One of the prime contributors to Globalisation is foreign exchange. Commonly known as Forex. In Forex, a country’s currency is weighed against another country’s currency and the value is determined. Like for example, in order to know the value of rupee, you compare it with say, Japanese Yen. JPY to INR conversion would give you an idea of how well Indian economy is doing, when compared with Japanese economy.
This value is determined by market conditions, trades, investments, tourism, political risks, and policies, etc.
Background info on Forex
Before we get to understand its importance, let us understand Forex a little better.
The Forex market trades currencies. To state some facts, currency trading exceeds $5 trillion a day. This makes it the most liquid and the biggest financial markets across the globe. Great Britain has the largest share in the Forex market. This is because around 40% of all transactions occur in London. The strong infrastructure, which is in place for currency trading, contributed to the expansion of Forex.

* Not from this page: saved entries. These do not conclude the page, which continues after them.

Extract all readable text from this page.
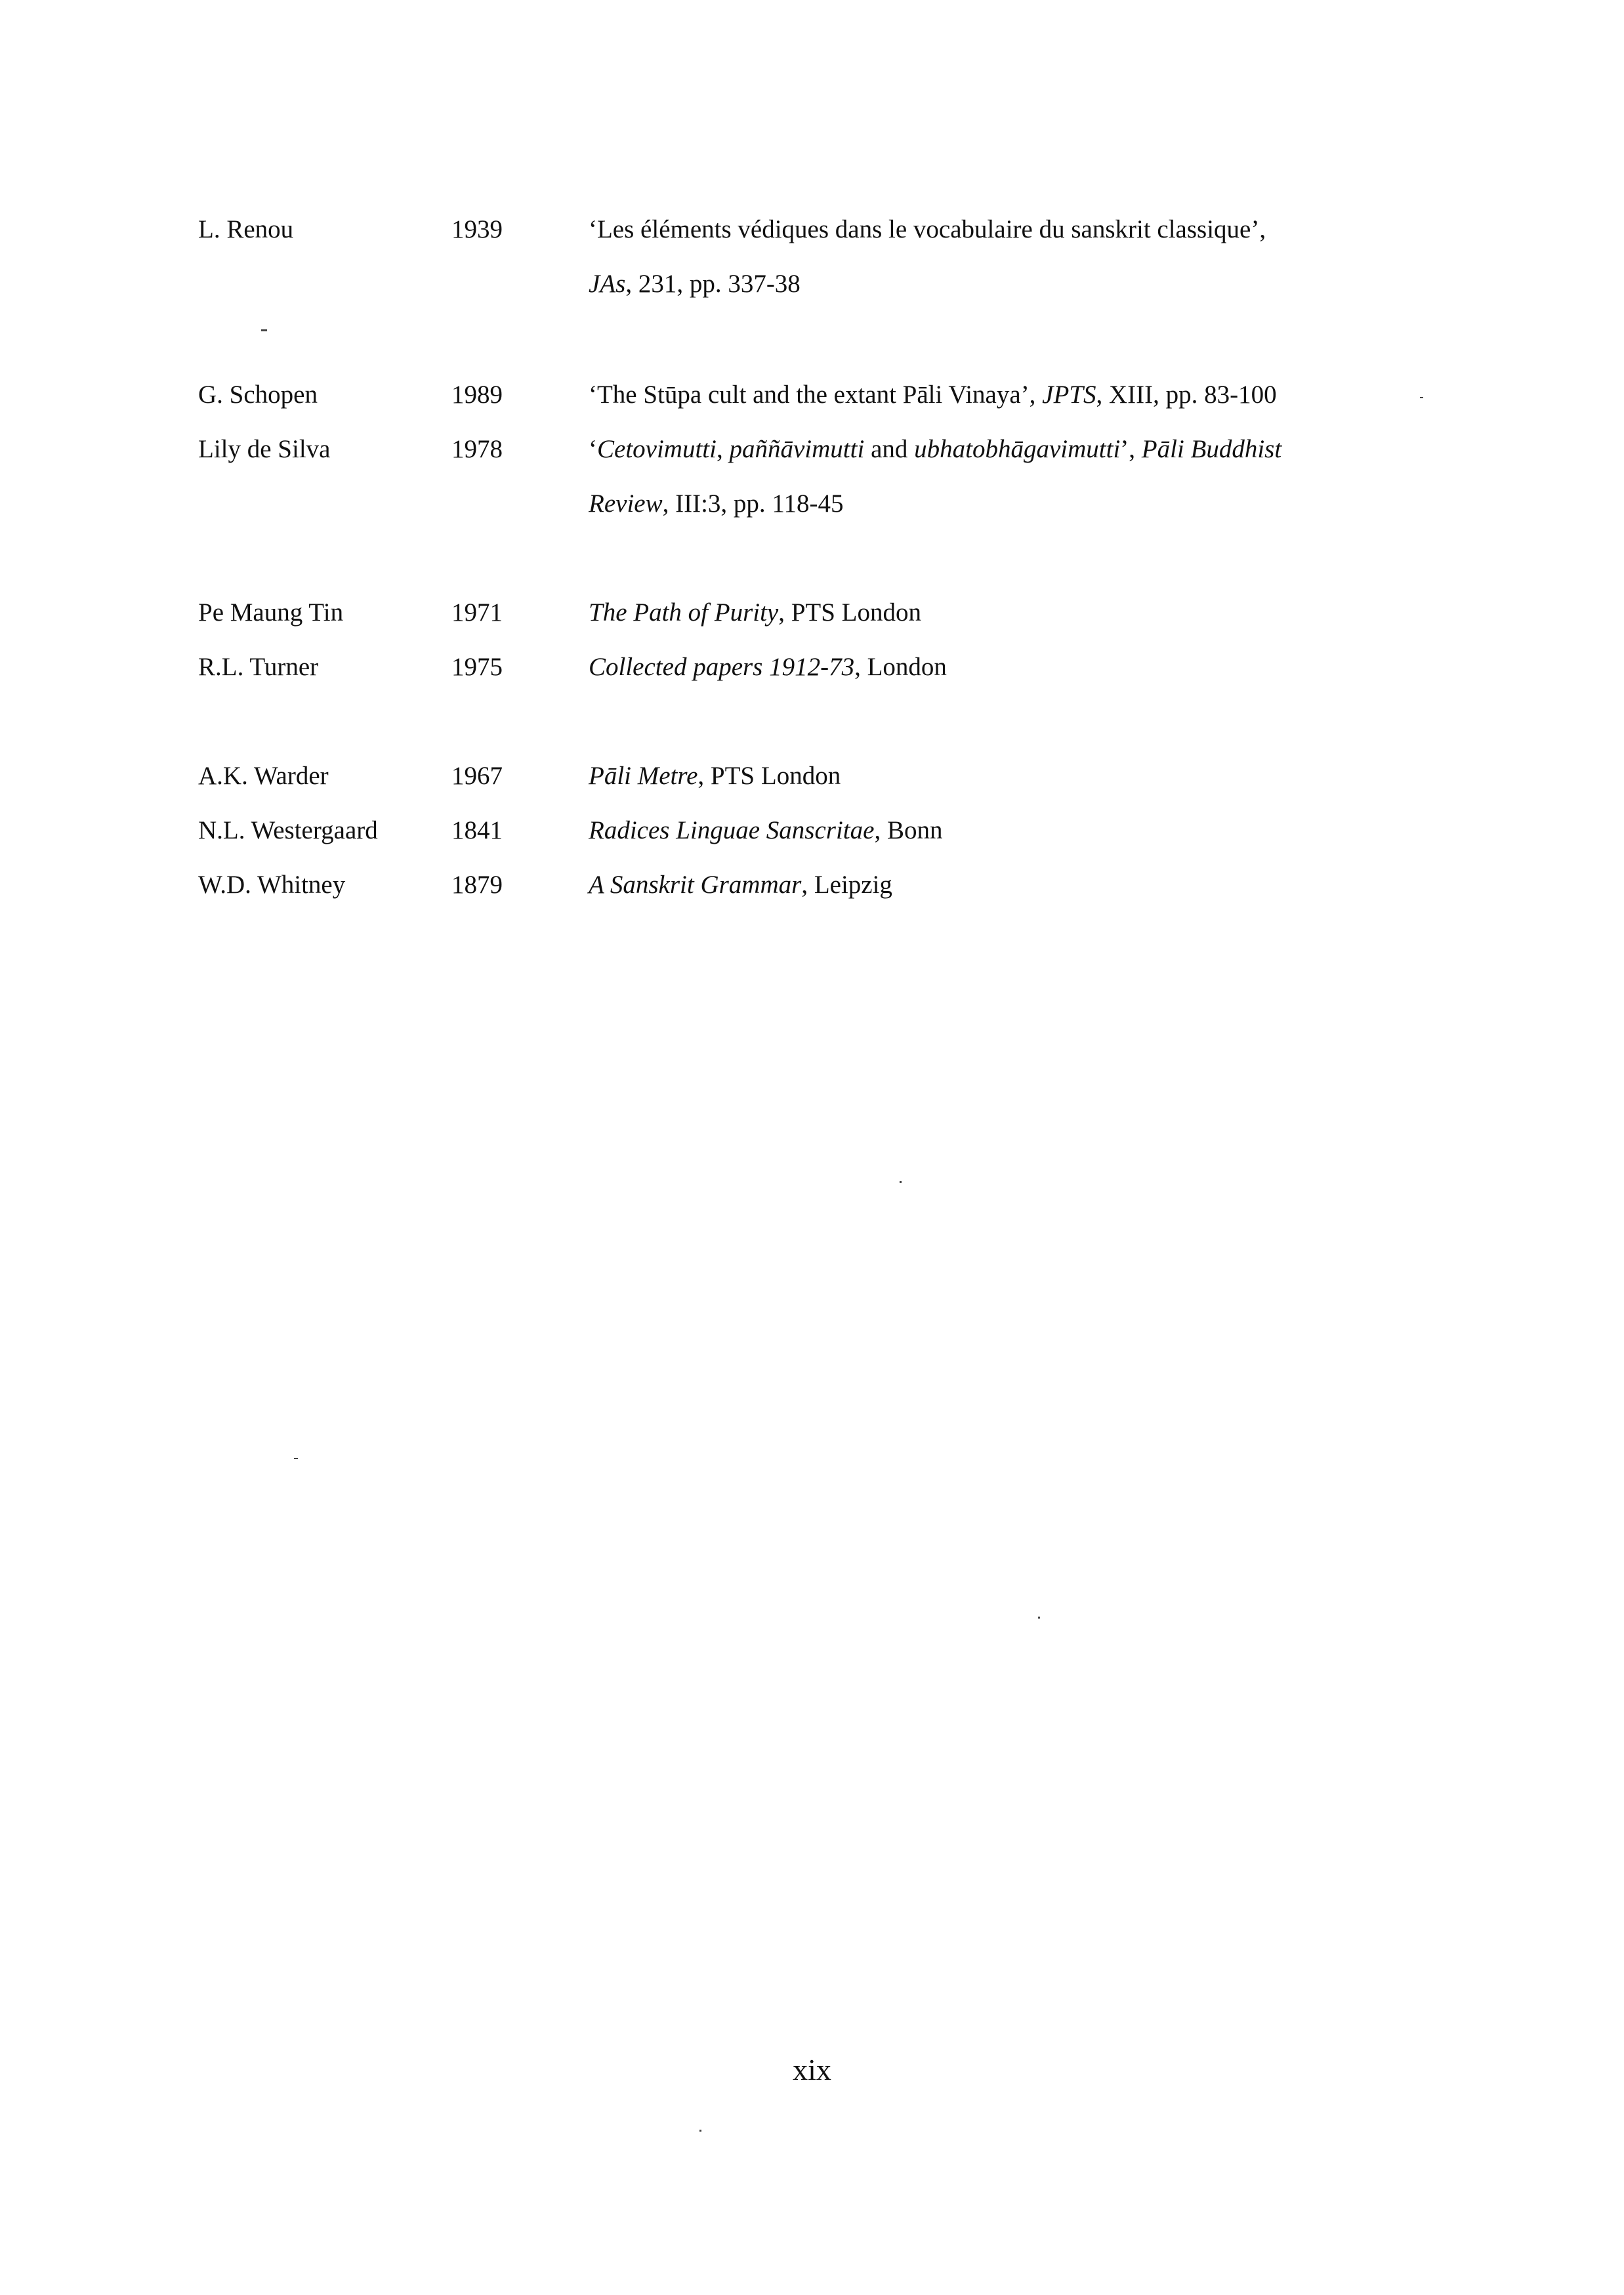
L. Renou	1939	‘Les éléments védiques dans le vocabulaire du sanskrit classique’,
JAs, 231, pp. 337-38
G. Schopen	1989	‘The Stūpa cult and the extant Pāli Vinaya’, JPTS, XIII, pp. 83-100
Lily de Silva	1978	‘Cetovimutti, paññāvimutti and ubhatobhāgavimutti’, Pāli Buddhist
Review, III:3, pp. 118-45
Pe Maung Tin	1971	The Path of Purity, PTS London
R.L. Turner	1975	Collected papers 1912-73, London
A.K. Warder	1967	Pāli Metre, PTS London
N.L. Westergaard	1841	Radices Linguae Sanscritae, Bonn
W.D. Whitney	1879	A Sanskrit Grammar, Leipzig
xix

And just like that, Britain managed to change the face of civilisation, yet again.
Getting to the importance of Forex market:
- Backbone of global trade
Considering how things now have the potential to go global, forex market has become vitally important. With transactions taking place all over the world now, people no longer face the barrier of currency conversion.
- Smoother import and export
Without Forex, import and export industries would not have flourished the way they have. Without sound import and export policies in place, courtesy Forex market, we countries would not have a mean to develop. Progress would be stunted. Who knows, we would still be bartering things?
- Industrial growth
Import and export is regulated by companies, both private and governmental. If there was no medium available that allowed trading in different currencies, economy of each nation would be at a standstill and nothing would prosper. Companies would make negligible profits, thereby consequently perishing.
A considerable amount that flows through the Forex market is investor’s money. Investors use forex like JPY to INR to diversify internationally. Diversification brings certain benefits to investors, and that would not have happened without Forex. International trade and transaction is now possible only because we have the ability to exchange currencies. Investors trade currencies in order to buy or sell foreign assets, securities, etc.
Forex is important to international economy because of the functions it performs.
The key functions it follows are:
Being the basic of functions of Forex, it facilitates the conversion of one currency to another. This aids accomplishment of trades between countries and aids in the fulfilment of the above-mentioned importance of Forex.
Forex provides credit, both nationally and internationally. This is done to promote foreign trade. When foreign bills are used in an international payment, there is a credit for around three months, which is required.
Hedging is the avoidance of foreign exchange risk. It sets up contracts, normally for three months, to buy or sell foreign exchange against another currency at a fixed rate.
Owing to all the functions carried out by Forex, the world has come together better than before. Globalisation has kicked in due to the unhindered exchange of currencies. This ensures progress now, and in the years to come.